Tourists are, albeit begrudgingly, accepting of being ripped off. And I love that about them. I have grown weary of seeing tips from first-world 20-somethings on how to haggle down the price of goods in a street market an amount that is minuscule to themselves but makes a tangible difference to the life of the person they are haggling with. Yes, if you are foreign, and particularly if you are white, vendors in most developing countries will try to fuck you over. And it is your responsibility to let it happen. It is the very least you could do in exchange for the circumstances that made it so you could live for more than a month in their country for less than a days work in yours.
But what bothers me most tends to be the supposition of any significant enrichment of the soul occurring on any of these trips, be it by a Traveller or Tourist. The difference being that the latter often carry no notions nor illusions to this effect. It is my opinion that the process of being introduced to yourself happens through dealing with the realities of life, the pains of growing. Realities and pains which are unlikely to occur when you are leagues away from anyone that might hold you accountable for being the worst version of yourself, in a place no one knows your name but treats you as if you were their best friend. Having visited many places and lived in a good few, it seems to me that it is living in a place, and having to reconfigure yourself around its contours not relishing in it doing the same for you, that has any chance of growing the scope of what you know the world to be. It’s the reason I will likely always feel a tourist in Sri Lanka. I grew up there, but have never lived there as an adult. Never made memories, fond and regrettable, found the spot to meet and complain after work, where to get fucked up come the weekend and where to hide when I need hiding, that it will likely never completely be a part of my internal history. I currently have no plans of moving back as an adult, and no plans of changing those plans either.

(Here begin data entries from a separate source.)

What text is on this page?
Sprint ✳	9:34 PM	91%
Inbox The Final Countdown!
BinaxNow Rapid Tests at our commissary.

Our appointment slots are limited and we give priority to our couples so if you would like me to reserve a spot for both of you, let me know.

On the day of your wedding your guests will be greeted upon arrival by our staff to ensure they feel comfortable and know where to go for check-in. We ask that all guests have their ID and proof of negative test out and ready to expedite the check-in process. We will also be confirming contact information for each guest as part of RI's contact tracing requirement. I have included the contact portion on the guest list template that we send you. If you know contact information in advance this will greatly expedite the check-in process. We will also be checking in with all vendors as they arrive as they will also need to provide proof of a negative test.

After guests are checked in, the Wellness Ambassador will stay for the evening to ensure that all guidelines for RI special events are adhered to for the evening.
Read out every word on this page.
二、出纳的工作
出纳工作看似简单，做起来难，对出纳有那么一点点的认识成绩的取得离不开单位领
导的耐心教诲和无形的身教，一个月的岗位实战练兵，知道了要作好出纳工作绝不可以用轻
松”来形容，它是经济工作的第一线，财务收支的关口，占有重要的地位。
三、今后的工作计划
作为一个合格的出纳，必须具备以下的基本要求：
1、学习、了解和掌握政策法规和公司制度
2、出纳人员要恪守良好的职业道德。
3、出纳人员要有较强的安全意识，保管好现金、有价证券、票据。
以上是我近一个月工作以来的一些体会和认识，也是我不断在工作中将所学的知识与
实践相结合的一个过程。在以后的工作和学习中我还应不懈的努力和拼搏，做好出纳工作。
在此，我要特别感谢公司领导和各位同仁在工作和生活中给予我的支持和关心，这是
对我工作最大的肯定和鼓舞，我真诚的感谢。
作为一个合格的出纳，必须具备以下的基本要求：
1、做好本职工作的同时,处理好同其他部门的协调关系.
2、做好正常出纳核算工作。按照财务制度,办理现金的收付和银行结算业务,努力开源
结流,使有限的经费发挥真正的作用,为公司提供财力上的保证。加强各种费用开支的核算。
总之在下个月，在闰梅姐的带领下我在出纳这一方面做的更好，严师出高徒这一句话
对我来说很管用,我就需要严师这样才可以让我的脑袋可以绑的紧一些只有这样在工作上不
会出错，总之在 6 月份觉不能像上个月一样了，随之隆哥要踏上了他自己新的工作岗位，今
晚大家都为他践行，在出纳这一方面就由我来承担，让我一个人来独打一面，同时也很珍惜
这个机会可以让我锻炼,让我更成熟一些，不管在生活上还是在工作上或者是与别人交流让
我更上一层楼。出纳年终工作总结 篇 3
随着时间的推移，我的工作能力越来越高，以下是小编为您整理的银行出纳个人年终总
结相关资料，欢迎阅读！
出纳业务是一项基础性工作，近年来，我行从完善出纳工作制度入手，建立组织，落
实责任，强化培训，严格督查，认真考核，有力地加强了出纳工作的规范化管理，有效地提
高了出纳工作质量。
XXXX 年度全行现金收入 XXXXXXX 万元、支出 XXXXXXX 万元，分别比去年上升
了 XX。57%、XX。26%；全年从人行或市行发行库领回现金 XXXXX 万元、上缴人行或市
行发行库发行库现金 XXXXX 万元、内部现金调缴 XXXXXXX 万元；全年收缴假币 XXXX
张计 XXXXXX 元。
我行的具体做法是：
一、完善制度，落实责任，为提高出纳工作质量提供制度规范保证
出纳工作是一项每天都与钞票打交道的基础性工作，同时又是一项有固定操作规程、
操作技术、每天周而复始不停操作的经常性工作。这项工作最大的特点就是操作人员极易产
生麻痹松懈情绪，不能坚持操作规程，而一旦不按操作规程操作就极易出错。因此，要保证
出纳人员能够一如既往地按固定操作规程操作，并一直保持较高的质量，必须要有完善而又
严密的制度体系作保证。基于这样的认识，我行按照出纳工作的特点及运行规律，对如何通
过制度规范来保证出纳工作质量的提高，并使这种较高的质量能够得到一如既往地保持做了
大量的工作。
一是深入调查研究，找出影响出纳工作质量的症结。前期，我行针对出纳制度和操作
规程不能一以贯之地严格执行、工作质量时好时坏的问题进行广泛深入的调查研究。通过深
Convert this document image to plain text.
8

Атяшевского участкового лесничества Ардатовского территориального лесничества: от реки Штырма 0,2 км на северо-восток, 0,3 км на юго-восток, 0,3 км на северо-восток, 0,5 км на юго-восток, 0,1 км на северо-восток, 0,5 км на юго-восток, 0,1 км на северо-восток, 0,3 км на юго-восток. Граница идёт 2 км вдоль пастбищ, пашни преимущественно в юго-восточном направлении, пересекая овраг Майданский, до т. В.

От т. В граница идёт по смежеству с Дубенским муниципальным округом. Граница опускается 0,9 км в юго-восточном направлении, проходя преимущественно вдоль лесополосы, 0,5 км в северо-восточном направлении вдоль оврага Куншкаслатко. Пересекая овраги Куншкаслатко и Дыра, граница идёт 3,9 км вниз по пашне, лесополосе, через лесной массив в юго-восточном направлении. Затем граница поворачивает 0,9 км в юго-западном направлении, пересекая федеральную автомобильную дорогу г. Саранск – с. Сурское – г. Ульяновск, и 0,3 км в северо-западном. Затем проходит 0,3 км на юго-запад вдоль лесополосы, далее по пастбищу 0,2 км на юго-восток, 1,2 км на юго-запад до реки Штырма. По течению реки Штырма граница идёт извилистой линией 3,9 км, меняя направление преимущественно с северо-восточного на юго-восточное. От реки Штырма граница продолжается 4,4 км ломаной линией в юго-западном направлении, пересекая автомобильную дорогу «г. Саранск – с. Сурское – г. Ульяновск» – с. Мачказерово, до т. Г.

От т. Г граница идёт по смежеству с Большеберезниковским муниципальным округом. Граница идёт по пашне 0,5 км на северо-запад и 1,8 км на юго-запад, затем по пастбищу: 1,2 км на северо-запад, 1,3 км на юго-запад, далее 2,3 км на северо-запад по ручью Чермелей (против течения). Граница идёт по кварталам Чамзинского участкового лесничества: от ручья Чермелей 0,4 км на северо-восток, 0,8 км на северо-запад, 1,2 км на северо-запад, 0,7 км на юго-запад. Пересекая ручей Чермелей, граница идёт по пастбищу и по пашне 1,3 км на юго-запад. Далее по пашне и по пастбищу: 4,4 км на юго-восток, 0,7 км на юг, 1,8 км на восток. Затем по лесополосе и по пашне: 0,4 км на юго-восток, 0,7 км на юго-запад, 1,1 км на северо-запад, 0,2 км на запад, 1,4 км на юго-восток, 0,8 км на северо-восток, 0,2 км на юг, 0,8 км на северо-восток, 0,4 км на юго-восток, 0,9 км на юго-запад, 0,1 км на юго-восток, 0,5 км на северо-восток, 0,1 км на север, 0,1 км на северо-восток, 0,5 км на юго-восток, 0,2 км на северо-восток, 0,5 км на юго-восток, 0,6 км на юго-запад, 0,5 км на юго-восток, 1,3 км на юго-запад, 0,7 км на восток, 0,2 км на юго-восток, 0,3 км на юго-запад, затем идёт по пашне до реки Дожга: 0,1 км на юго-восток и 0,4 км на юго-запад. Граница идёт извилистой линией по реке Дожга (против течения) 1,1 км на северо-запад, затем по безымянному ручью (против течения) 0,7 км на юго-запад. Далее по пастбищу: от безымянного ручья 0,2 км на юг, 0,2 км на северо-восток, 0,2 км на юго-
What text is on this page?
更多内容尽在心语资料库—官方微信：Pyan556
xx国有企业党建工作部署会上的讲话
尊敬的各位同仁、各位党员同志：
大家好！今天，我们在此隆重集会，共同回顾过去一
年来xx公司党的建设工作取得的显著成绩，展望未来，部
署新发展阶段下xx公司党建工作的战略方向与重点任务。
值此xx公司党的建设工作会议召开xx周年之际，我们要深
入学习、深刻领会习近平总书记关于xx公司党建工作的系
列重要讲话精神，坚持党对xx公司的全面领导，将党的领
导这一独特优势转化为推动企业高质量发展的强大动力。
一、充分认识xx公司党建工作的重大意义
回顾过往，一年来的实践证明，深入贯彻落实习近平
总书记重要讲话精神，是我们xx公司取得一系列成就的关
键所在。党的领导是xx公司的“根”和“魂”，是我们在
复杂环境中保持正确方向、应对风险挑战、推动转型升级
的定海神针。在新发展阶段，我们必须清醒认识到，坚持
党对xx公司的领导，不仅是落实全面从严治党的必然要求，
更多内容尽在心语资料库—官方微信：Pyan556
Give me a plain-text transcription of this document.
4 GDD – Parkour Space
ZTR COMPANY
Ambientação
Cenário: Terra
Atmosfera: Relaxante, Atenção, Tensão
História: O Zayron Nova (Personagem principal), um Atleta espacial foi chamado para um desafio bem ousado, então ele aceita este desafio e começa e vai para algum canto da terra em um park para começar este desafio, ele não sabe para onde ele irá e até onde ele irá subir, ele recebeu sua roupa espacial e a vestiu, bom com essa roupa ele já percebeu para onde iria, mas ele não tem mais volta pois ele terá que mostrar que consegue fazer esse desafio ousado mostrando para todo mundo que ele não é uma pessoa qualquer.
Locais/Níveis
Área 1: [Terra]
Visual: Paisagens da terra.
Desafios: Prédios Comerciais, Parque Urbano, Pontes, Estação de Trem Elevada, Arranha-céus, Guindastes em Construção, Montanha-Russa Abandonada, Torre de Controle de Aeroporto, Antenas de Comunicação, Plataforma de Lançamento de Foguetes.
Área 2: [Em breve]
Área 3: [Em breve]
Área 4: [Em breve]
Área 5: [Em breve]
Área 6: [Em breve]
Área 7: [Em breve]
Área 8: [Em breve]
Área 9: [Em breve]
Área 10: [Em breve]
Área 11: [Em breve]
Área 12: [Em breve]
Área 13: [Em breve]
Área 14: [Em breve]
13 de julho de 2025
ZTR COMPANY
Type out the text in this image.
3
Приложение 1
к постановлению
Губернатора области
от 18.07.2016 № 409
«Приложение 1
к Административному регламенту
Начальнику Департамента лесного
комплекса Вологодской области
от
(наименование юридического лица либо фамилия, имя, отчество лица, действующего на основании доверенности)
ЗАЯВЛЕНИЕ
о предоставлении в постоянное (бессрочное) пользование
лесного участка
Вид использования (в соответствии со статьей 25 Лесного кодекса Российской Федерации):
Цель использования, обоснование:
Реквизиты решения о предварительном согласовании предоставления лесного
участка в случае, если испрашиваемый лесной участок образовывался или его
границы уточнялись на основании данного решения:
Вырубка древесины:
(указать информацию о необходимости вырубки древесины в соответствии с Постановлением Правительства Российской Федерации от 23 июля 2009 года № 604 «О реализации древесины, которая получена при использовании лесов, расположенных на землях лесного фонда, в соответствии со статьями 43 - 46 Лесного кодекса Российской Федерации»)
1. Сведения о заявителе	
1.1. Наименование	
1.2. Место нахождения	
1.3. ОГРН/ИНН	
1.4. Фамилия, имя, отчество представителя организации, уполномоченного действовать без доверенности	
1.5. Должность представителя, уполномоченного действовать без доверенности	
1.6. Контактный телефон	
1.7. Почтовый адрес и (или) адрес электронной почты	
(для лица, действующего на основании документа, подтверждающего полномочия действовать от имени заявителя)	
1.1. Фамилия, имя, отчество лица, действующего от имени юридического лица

In my time in the western world, which has encompassed the majority of my adult life, I’ve often heard a version of the phrase “I went travelling” to so-and-so far off place, but did not do the “usual tourist-y stuff”. “Tourist-y” often uttered with the same implied vitriol I might ascribe to “cringe-y” or “mass murder-y”. A strong emphasis placed on *getting to know the locals* as a way of growing more worldly and “finding oneself”. Most importantly, with no thought given as to if any of these locals have the slightest interest in knowing *you*. Forbid that the inhabitants of a developing country might have a purpose to exist outside being a conduit for the self-actualisation of a western middle class youth fresh off the back of an overpriced humanities degree.